What You Need to Know About Advanced Driver Assistance Systems

Until recently, roadway safety has been focused on mitigating physical injury and property damage from auto accidents. But things are changing as the automotive industry moves away from a mechanical business and toward one more focused on software.

The next generation of vehicle safety comes in the form of advanced driver assistance systems, or ADAS. The goal is not just to mitigate metal-to-metal mayhem, but to prevent collisions in the first place. If there are no crashes, there are no injuries, fatalities, or property damage – it’s as simple as that.

What is ADAS?

Some advanced driver assistance systems sound familiar right off the bat. Indeed, technologies such as anti-lock brakes, electronic stability control, and traction control have been around for decades. Even GPS navigation has become the norm in new cars with infotainment systems since they were first introduced in the 90s.
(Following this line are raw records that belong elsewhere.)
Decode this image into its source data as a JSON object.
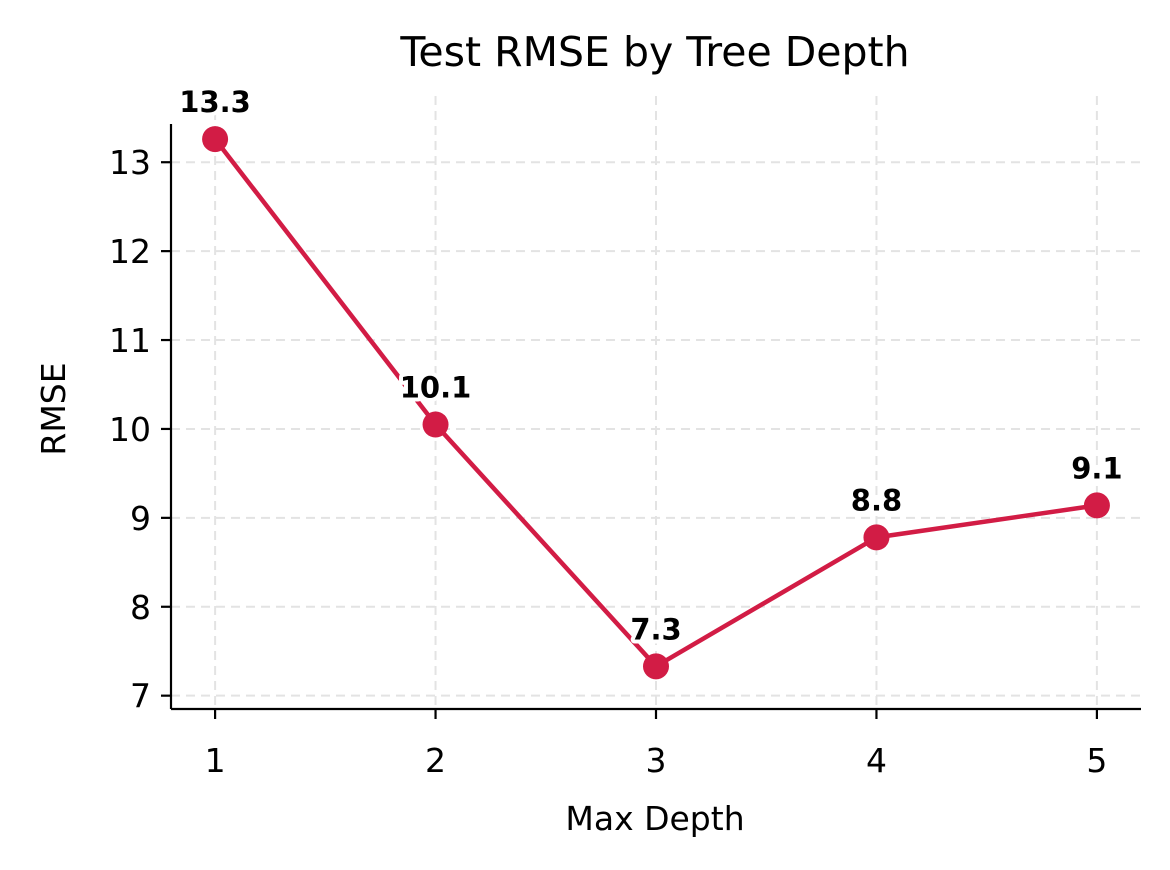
{
  "chart_data": {
    "type": "line",
    "title": "Test RMSE by Tree Depth",
    "xlabel": "Max Depth",
    "ylabel": "RMSE",
    "x": [
      1,
      2,
      3,
      4,
      5
    ],
    "x_ticks": [
      "1",
      "2",
      "3",
      "4",
      "5"
    ],
    "y_ticks": [
      "7",
      "8",
      "9",
      "10",
      "11",
      "12",
      "13"
    ],
    "xlim": [
      0.8,
      5.2
    ],
    "ylim": [
      6.85,
      13.43
    ],
    "grid": true,
    "series": [
      {
        "values": [
          13.26,
          10.05,
          7.33,
          8.78,
          9.14
        ],
        "labels": [
          "13.3",
          "10.1",
          "7.3",
          "8.8",
          "9.1"
        ]
      }
    ],
    "colors": {
      "line": "#d21c45",
      "marker": "#d21c45"
    }
  }
}
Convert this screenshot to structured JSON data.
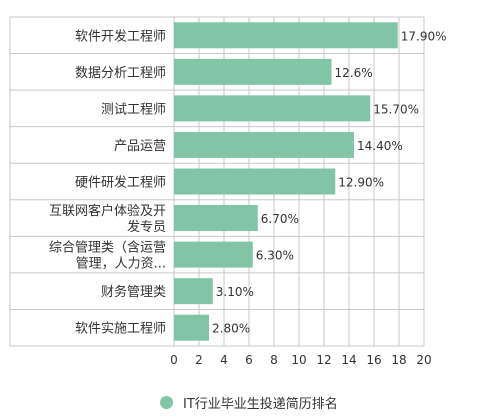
{
  "chart_data": {
    "type": "bar",
    "orientation": "horizontal",
    "categories": [
      [
        "软件开发工程师"
      ],
      [
        "数据分析工程师"
      ],
      [
        "测试工程师"
      ],
      [
        "产品运营"
      ],
      [
        "硬件研发工程师"
      ],
      [
        "互联网客户体验及开",
        "发专员"
      ],
      [
        "综合管理类（含运营",
        "管理，人力资..."
      ],
      [
        "财务管理类"
      ],
      [
        "软件实施工程师"
      ]
    ],
    "values": [
      17.9,
      12.6,
      15.7,
      14.4,
      12.9,
      6.7,
      6.3,
      3.1,
      2.8
    ],
    "value_labels": [
      "17.90%",
      "12.6%",
      "15.70%",
      "14.40%",
      "12.90%",
      "6.70%",
      "6.30%",
      "3.10%",
      "2.80%"
    ],
    "xlim": [
      0,
      20
    ],
    "xticks": [
      "0",
      "2",
      "4",
      "6",
      "8",
      "10",
      "12",
      "14",
      "16",
      "18",
      "20"
    ],
    "grid": true,
    "bar_color": "#82c5a6",
    "legend": {
      "label": "IT行业毕业生投递简历排名",
      "position": "bottom"
    }
  }
}
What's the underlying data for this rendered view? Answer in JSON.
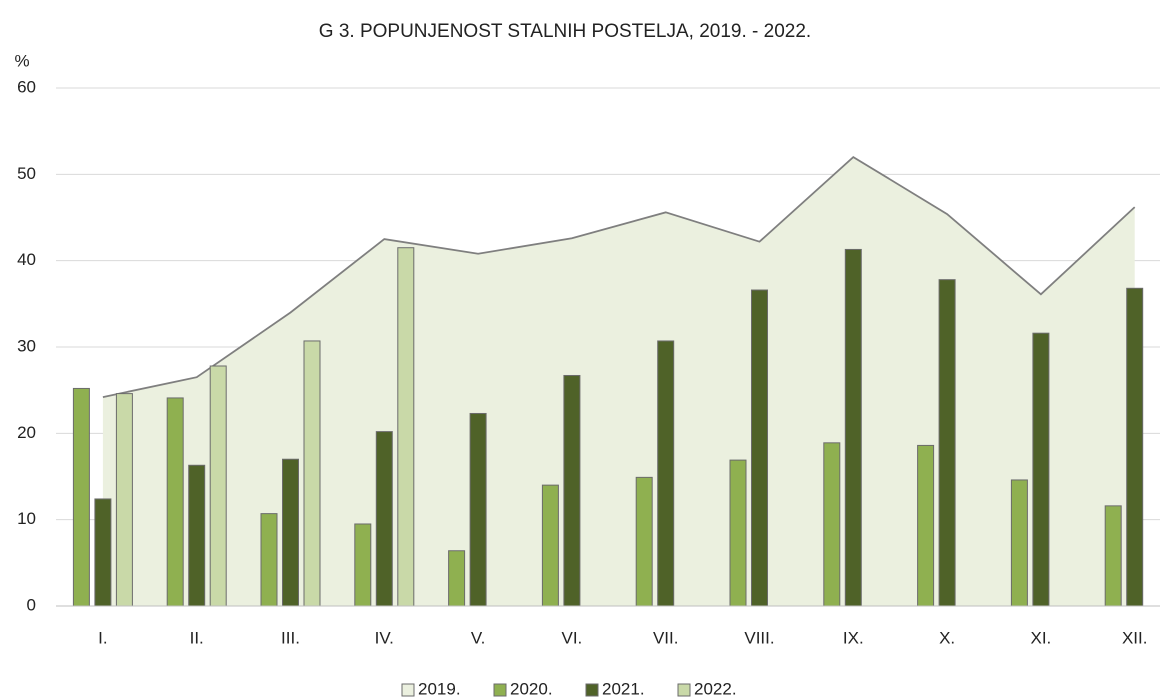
{
  "chart_data": {
    "type": "bar",
    "title": "G 3. POPUNJENOST STALNIH POSTELJA, 2019. - 2022.",
    "y_label": "%",
    "categories": [
      "I.",
      "II.",
      "III.",
      "IV.",
      "V.",
      "VI.",
      "VII.",
      "VIII.",
      "IX.",
      "X.",
      "XI.",
      "XII."
    ],
    "series": [
      {
        "name": "2019.",
        "type": "area",
        "color": "#ebf0df",
        "values": [
          24.2,
          26.5,
          34,
          42.5,
          40.8,
          42.6,
          45.6,
          42.2,
          52,
          45.4,
          36.1,
          46.2
        ]
      },
      {
        "name": "2020.",
        "type": "bar",
        "color": "#8fb050",
        "values": [
          25.2,
          24.1,
          10.7,
          9.5,
          6.4,
          14,
          14.9,
          16.9,
          18.9,
          18.6,
          14.6,
          11.6
        ]
      },
      {
        "name": "2021.",
        "type": "bar",
        "color": "#4f6228",
        "values": [
          12.4,
          16.3,
          17,
          20.2,
          22.3,
          26.7,
          30.7,
          36.6,
          41.3,
          37.8,
          31.6,
          36.8
        ]
      },
      {
        "name": "2022.",
        "type": "bar",
        "color": "#c9d9a8",
        "values": [
          24.6,
          27.8,
          30.7,
          41.5,
          null,
          null,
          null,
          null,
          null,
          null,
          null,
          null
        ]
      }
    ],
    "ylim": [
      0,
      60
    ],
    "yticks": [
      0,
      10,
      20,
      30,
      40,
      50,
      60
    ],
    "grid": true,
    "legend": "bottom"
  }
}
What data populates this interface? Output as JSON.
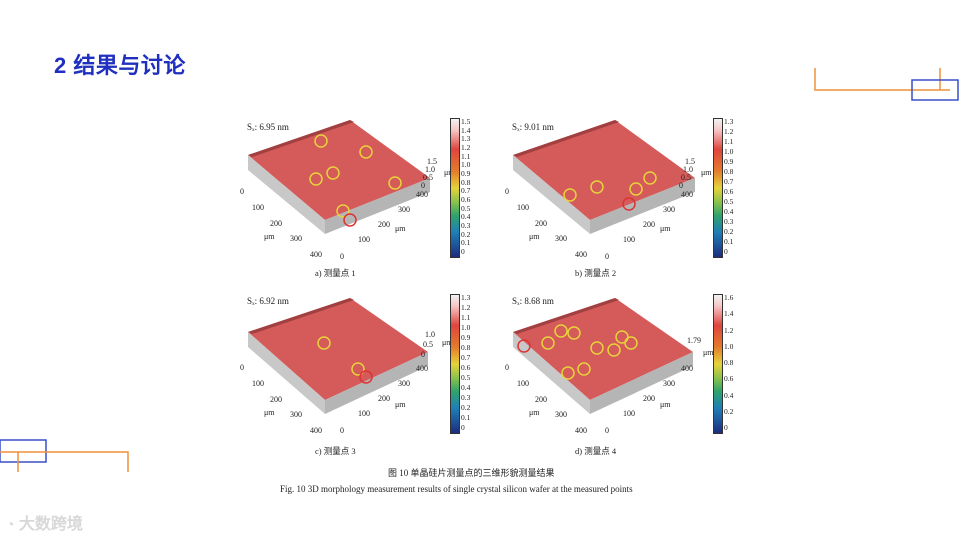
{
  "slide": {
    "title": "2 结果与讨论"
  },
  "colors": {
    "title": "#1f2fbf",
    "deco_orange": "#f0913a",
    "deco_blue": "#3a4fc8"
  },
  "panels": [
    {
      "sq": "Sₓ: 6.95 nm",
      "caption": "a) 测量点 1",
      "ztick": [
        "1.5",
        "1.0",
        "0.5",
        "0"
      ],
      "zunit": "μm",
      "cbar": [
        "1.5",
        "1.4",
        "1.3",
        "1.2",
        "1.1",
        "1.0",
        "0.9",
        "0.8",
        "0.7",
        "0.6",
        "0.5",
        "0.4",
        "0.3",
        "0.2",
        "0.1",
        "0"
      ],
      "xticks": [
        "0",
        "100",
        "200",
        "300",
        "400"
      ],
      "yticks": [
        "400",
        "300",
        "200",
        "100",
        "0"
      ],
      "xunit": "μm",
      "yunit": "μm"
    },
    {
      "sq": "Sₓ: 9.01 nm",
      "caption": "b) 测量点 2",
      "ztick": [
        "1.5",
        "1.0",
        "0.5",
        "0"
      ],
      "zunit": "μm",
      "cbar": [
        "1.3",
        "1.2",
        "1.1",
        "1.0",
        "0.9",
        "0.8",
        "0.7",
        "0.6",
        "0.5",
        "0.4",
        "0.3",
        "0.2",
        "0.1",
        "0"
      ],
      "xticks": [
        "0",
        "100",
        "200",
        "300",
        "400"
      ],
      "yticks": [
        "400",
        "300",
        "200",
        "100",
        "0"
      ],
      "xunit": "μm",
      "yunit": "μm"
    },
    {
      "sq": "Sₓ: 6.92 nm",
      "caption": "c) 测量点 3",
      "ztick": [
        "1.0",
        "0.5",
        "0"
      ],
      "zunit": "μm",
      "cbar": [
        "1.3",
        "1.2",
        "1.1",
        "1.0",
        "0.9",
        "0.8",
        "0.7",
        "0.6",
        "0.5",
        "0.4",
        "0.3",
        "0.2",
        "0.1",
        "0"
      ],
      "xticks": [
        "0",
        "100",
        "200",
        "300",
        "400"
      ],
      "yticks": [
        "400",
        "300",
        "200",
        "100",
        "0"
      ],
      "xunit": "μm",
      "yunit": "μm"
    },
    {
      "sq": "Sₓ: 8.68 nm",
      "caption": "d) 测量点 4",
      "ztick": [
        "1.79"
      ],
      "zunit": "μm",
      "cbar": [
        "1.6",
        "1.4",
        "1.2",
        "1.0",
        "0.8",
        "0.6",
        "0.4",
        "0.2",
        "0"
      ],
      "xticks": [
        "0",
        "100",
        "200",
        "300",
        "400"
      ],
      "yticks": [
        "400",
        "300",
        "200",
        "100",
        "0"
      ],
      "xunit": "μm",
      "yunit": "μm"
    }
  ],
  "figure": {
    "caption_cn": "图 10    单晶硅片测量点的三维形貌测量结果",
    "caption_en": "Fig. 10    3D morphology measurement results of single crystal silicon wafer at the measured points"
  },
  "watermark": "大数跨境"
}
More and more new cars with driver assist technology are introduced every year. If you’ll be car shopping soon, keep an eye out for these systems:

  • Adaptive cruise control automatically speeds up or slows down your car based on the actions of the vehicle ahead of you.
  • Adaptive light control swivels and rotates the headlights to illuminate the roadway better in certain circumstances.
  • Collision avoidance systems detect other vehicles, pedestrians, and various obstructions that could cause a collision. It warns the driver, applies tension to the seat belts, and attempts to avoid the collision with automatic braking.
  • Surround view camera systems provide a 360-degree view of what’s happening around your car, making parallel parking a breeze.
  • Park assist helps drivers park safely. Some even perform the entire job automatically.
  • Blind spot detection uses sensors and cameras to provide the driver with an image of what’s in their blind spot before they change lanes.
  • Driver drowsiness detection employs night vision cameras and facial recognition software to measure your head angle, blinking patterns, and other signals that may indicate drowsiness. Some will even pull your car over automatically if they detect you have fallen asleep.
  • Hill descent control automatically applies the brakes to keep your vehicle at the cruise control speed. You can override this by pressing on the gas.
  • Intelligent speed adaptation monitors vehicle velocity and compares it with the local speed limit to help you maintain a legal speed.
  • Lane-keeping assist detects when your car is drifting over the line and adjusts the steering wheel without driver input.
  • Night vision uses either active infrared light or passive thermal radiation to help you see people or animals beyond the reach of your headlights.
  • Tire pressure monitoring allows you to check the air pressure without breaking out your tire gauge.
  • Pedestrian detection and avoidance systems use cameras, radar, and/or lasers to detect pedestrians or cyclists in your path, beeping a warning and braking automatically if necessary.
  • Vehicle exit assist alerts you if another car or cyclist is approaching from behind as you open your door.
  • Traffic sign recognition software relays information from road signs to your vehicle’s instrument panel.
  • Turn assist stops your car if you attempt to make a left-hand turn into oncoming traffic.

How ADAS May be Used in the Future

In just a few years, advanced driver assistance systems have gone from minimal availability to being offered in most new cars coming out. Automotive experts believe ADAS will be the next big way for brands to differentiate themselves in such a competitive market. Perhaps ADAS will become so advanced that self-driving cars will one day be commonplace.